Single by Nâdiya

from the album 16/9
- B-side: "Signes"
- Released: March 26, 2004
- Genre: R&B, pop
- Length: 4:05
- Label: Sony
- Songwriters: Géraldine Delacoux, Thierry Gronfier
- Producer: Thierry Gronfier

Nâdiya singles chronology
| "J'ai confiance en toi" (2002) | "Parle-moi" (2004) | "Et c'est parti..." (2004) |

Alternative covers
- Promo single cover, using the album cover

Alternative cover
- CD single 2 cover

Music video
- "Parle-moi" on YouTube

= Parle-moi (Nâdiya song) =

"Parle-moi" (Talk to Me) is a song recorded by the French contemporary R&B singer Nâdiya, featured on her second studio album 16/9. Written by Géraldine Delacoux, Thierry Gronfier and produced by the latter, the track served as the first single off the album, released on CD on March 26, 2004 in France. The song was Nâdiya's best-selling single in France up to mid-2006, when the song lost its status to "Roc", which sold over 250,000 copies of the single.

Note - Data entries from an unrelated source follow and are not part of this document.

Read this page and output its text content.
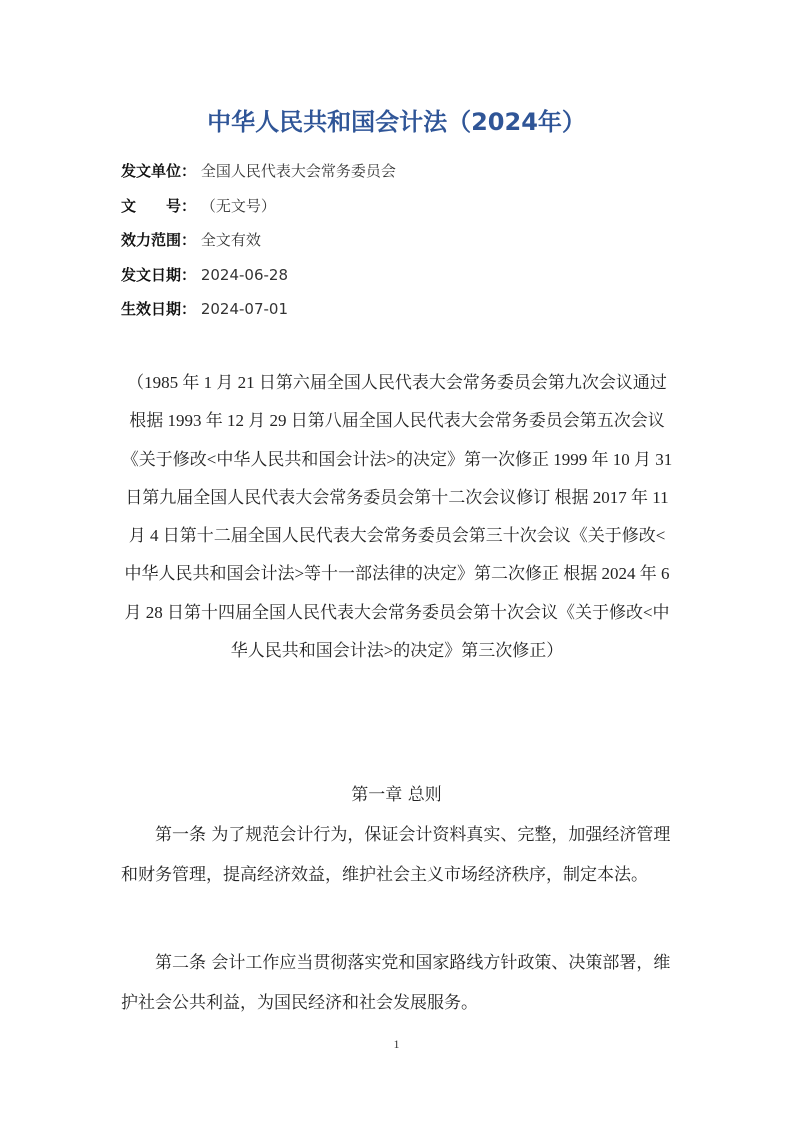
中华人民共和国会计法（2024年）
发文单位： 全国人民代表大会常务委员会
文　　号： （无文号）
效力范围： 全文有效
发文日期： 2024-06-28
生效日期： 2024-07-01

（1985 年 1 月 21 日第六届全国人民代表大会常务委员会第九次会议通过 根据 1993 年 12 月 29 日第八届全国人民代表大会常务委员会第五次会议《关于修改<中华人民共和国会计法>的决定》第一次修正 1999 年 10 月 31 日第九届全国人民代表大会常务委员会第十二次会议修订 根据 2017 年 11 月 4 日第十二届全国人民代表大会常务委员会第三十次会议《关于修改<中华人民共和国会计法>等十一部法律的决定》第二次修正 根据 2024 年 6 月 28 日第十四届全国人民代表大会常务委员会第十次会议《关于修改<中华人民共和国会计法>的决定》第三次修正）

第一章 总则

第一条 为了规范会计行为，保证会计资料真实、完整，加强经济管理和财务管理，提高经济效益，维护社会主义市场经济秩序，制定本法。

第二条 会计工作应当贯彻落实党和国家路线方针政策、决策部署，维护社会公共利益，为国民经济和社会发展服务。

1
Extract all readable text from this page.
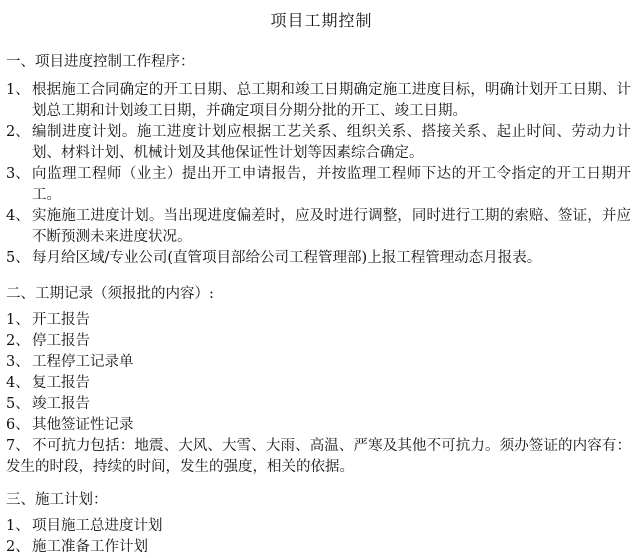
项目工期控制
一、项目进度控制工作程序：
1、 根据施工合同确定的开工日期、总工期和竣工日期确定施工进度目标，明确计划开工日期、计划总工期和计划竣工日期，并确定项目分期分批的开工、竣工日期。
2、 编制进度计划。施工进度计划应根据工艺关系、组织关系、搭接关系、起止时间、劳动力计划、材料计划、机械计划及其他保证性计划等因素综合确定。
3、 向监理工程师（业主）提出开工申请报告，并按监理工程师下达的开工令指定的开工日期开工。
4、 实施施工进度计划。当出现进度偏差时，应及时进行调整，同时进行工期的索赔、签证，并应不断预测未来进度状况。
5、 每月给区域/专业公司(直管项目部给公司工程管理部)上报工程管理动态月报表。
二、工期记录（须报批的内容）:
1、 开工报告
2、 停工报告
3、 工程停工记录单
4、 复工报告
5、 竣工报告
6、 其他签证性记录
7、 不可抗力包括：地震、大风、大雪、大雨、高温、严寒及其他不可抗力。须办签证的内容有：发生的时段，持续的时间，发生的强度，相关的依据。
三、施工计划：
1、 项目施工总进度计划
2、 施工准备工作计划
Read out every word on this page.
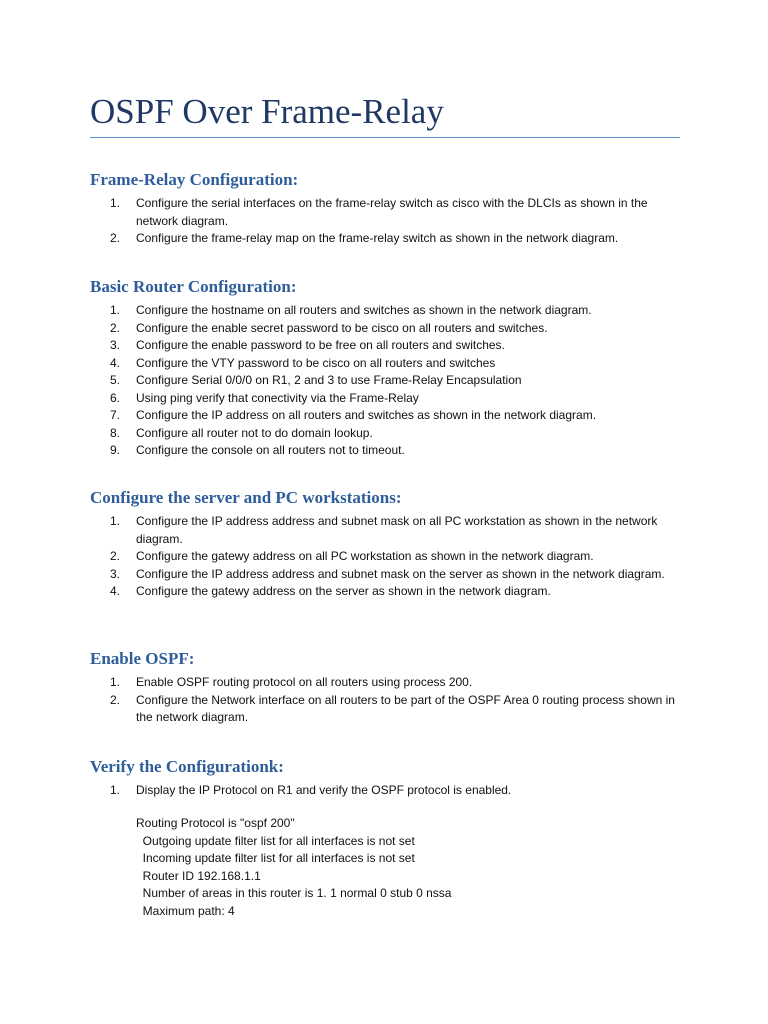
OSPF Over Frame-Relay
Frame-Relay Configuration:
1.	Configure the serial interfaces on the frame-relay switch as cisco with the DLCIs as shown in the network diagram.
2.	Configure the frame-relay map on the frame-relay switch as shown in the network diagram.
Basic Router Configuration:
1.	Configure the hostname on all routers and switches as shown in the network diagram.
2.	Configure the enable secret password to be cisco on all routers and switches.
3.	Configure the enable password to be free on all routers and switches.
4.	Configure the VTY password to be cisco on all routers and switches
5.	Configure Serial 0/0/0 on R1, 2 and 3 to use Frame-Relay Encapsulation
6.	Using ping verify that conectivity via the Frame-Relay
7.	Configure the IP address on all routers and switches as shown in the network diagram.
8.	Configure all router not to do domain lookup.
9.	Configure the console on all routers not to timeout.
Configure the server and PC workstations:
1.	Configure the IP address address and subnet mask on all PC workstation as shown in the network diagram.
2.	Configure the gatewy address on all PC workstation as shown in the network diagram.
3.	Configure the IP address address and subnet mask on the server as shown in the network diagram.
4.	Configure the gatewy address on the server as shown in the network diagram.
Enable OSPF:
1.	Enable OSPF routing protocol on all routers using process 200.
2.	Configure the Network interface on all routers to be part of the OSPF Area 0 routing process shown in the network diagram.
Verify the Configurationk:
1.	Display the IP Protocol on R1 and verify the OSPF protocol is enabled.
Routing Protocol is "ospf 200"
Outgoing update filter list for all interfaces is not set
Incoming update filter list for all interfaces is not set
Router ID 192.168.1.1
Number of areas in this router is 1. 1 normal 0 stub 0 nssa
Maximum path: 4
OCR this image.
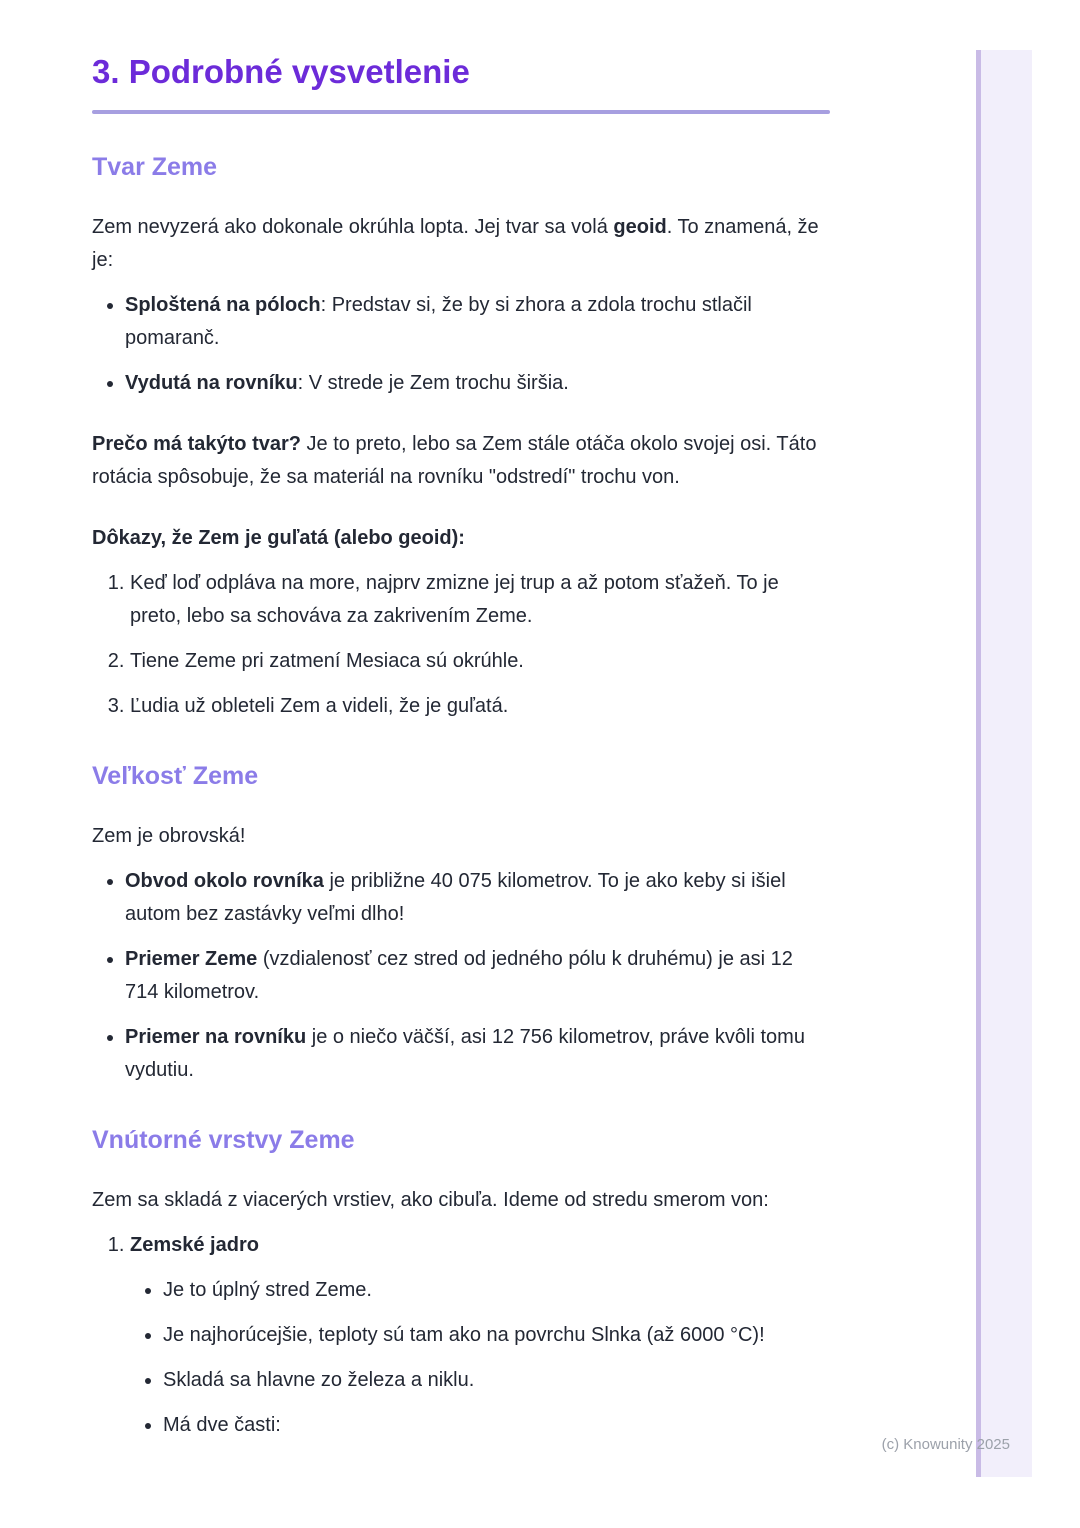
(c) Knowunity 2025
3. Podrobné vysvetlenie
Tvar Zeme

Zem nevyzerá ako dokonale okrúhla lopta. Jej tvar sa volá geoid. To znamená, že je:

• Sploštená na póloch: Predstav si, že by si zhora a zdola trochu stlačil pomaranč.
• Vydutá na rovníku: V strede je Zem trochu širšia.

Prečo má takýto tvar? Je to preto, lebo sa Zem stále otáča okolo svojej osi. Táto rotácia spôsobuje, že sa materiál na rovníku "odstredí" trochu von.

Dôkazy, že Zem je guľatá (alebo geoid):

1. Keď loď odpláva na more, najprv zmizne jej trup a až potom sťažeň. To je preto, lebo sa schováva za zakrivením Zeme.
2. Tiene Zeme pri zatmení Mesiaca sú okrúhle.
3. Ľudia už obleteli Zem a videli, že je guľatá.
Veľkosť Zeme

Zem je obrovská!

• Obvod okolo rovníka je približne 40 075 kilometrov. To je ako keby si išiel autom bez zastávky veľmi dlho!
• Priemer Zeme (vzdialenosť cez stred od jedného pólu k druhému) je asi 12 714 kilometrov.
• Priemer na rovníku je o niečo väčší, asi 12 756 kilometrov, práve kvôli tomu vydutiu.
Vnútorné vrstvy Zeme

Zem sa skladá z viacerých vrstiev, ako cibuľa. Ideme od stredu smerom von:

1. Zemské jadro
• Je to úplný stred Zeme.
• Je najhorúcejšie, teploty sú tam ako na povrchu Slnka (až 6000 °C)!
• Skladá sa hlavne zo železa a niklu.
• Má dve časti:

==Formats and track listings==
- Promo single
1. "Parle-moi" (radio edit) — 4:06

- CD single
2. "Parle-moi" (radio edit) — 4:05
3. "Signes" — 3:36
4. "Parle-moi" (instrumental) — 4:06
5. "Parle-moi" (video)

- 7" maxi single
A-side:
1. "Parle-moi" (tek mix)
2. "Parle-moi" (a capella)
B-side:
1. "Parle-moi" (album version) — 3:36
2. "Parle-moi" (instrumental) — 4:04

==Remixes and official versions==
- Album version — 4:05
- Radio edit — 4:05
- Instrumental — 4:04
- Karaoke version — 4:04
- 6Mondini remix — 5:00
- Extended version — 5:08
- Tek mix
- A capella

==Reception==
The song was received with overall positive reactions. A Fnac music store reviewer called the song "devilish catchy".

==Chart performance==
The song made its first appearance in the French charts on March 21, 2004, one week before its official physical release, debuting at number 79 (#70). The next week, the single made one of the biggest jumps in the history of the chart, moving seventy-seven (77) places up to the second place (#2), where it eventually also peaked. The song remained in the top ten for 9 weeks, 5 more weeks in the top 20 and a total of 24 weeks in the chart. A silver certification followed a months after its release by Syndicat National de l'Édition Phonographique (SNEP), the French music certifier, for selling over 100,000 copies. The single peaked at number twenty-two (#22) in the 2004 French Singles year end chart.

In Switzerland, "Parle-moi" was Nâdiya's best-selling and best-performing single (up to the release of 2008's "Tired of Being Sorry (Laisse le destin l'emporter)" duet with Enrique Iglesias). The debuted at number eighteen (#18), to peak at number eleven (#11) in its fifth week charting. It remained eight weeks in the top 20 and a total of 17 weeks in the top 50.

===Weekly charts===

| Chart (2004–2005) | Peak position |
|---|---|
| Belgian (Flemish) ultratip (Bubbling under) | 8 |
| Belgian (Wallonia) Singles Chart | 2 |
| French SNEP Singles Chart | 2 |
| Polish Airplay Chart | 1 |
| Swiss Singles Chart | 11 |

===Year-end charts===

| Chart (2004) | Position |
|---|---|
| Belgian (Wallonia) Singles Chart | 7 |
| French Airplay Chart | 69 |
| French Club Chart | 39 |
| French Singles Chart | 22 |
| French TV Videos Chart | 33 |
| Swiss Singles Chart | 54 |

===Certifications===

Certifications for "Parle-moi"
| Region | Certification | Certified units/sales |
| Belgium (BRMA) | Gold | 25,000^{*} |
| France (SNEP) | Silver | 125,000^{*} |
^{*} Sales figures based on certification alone.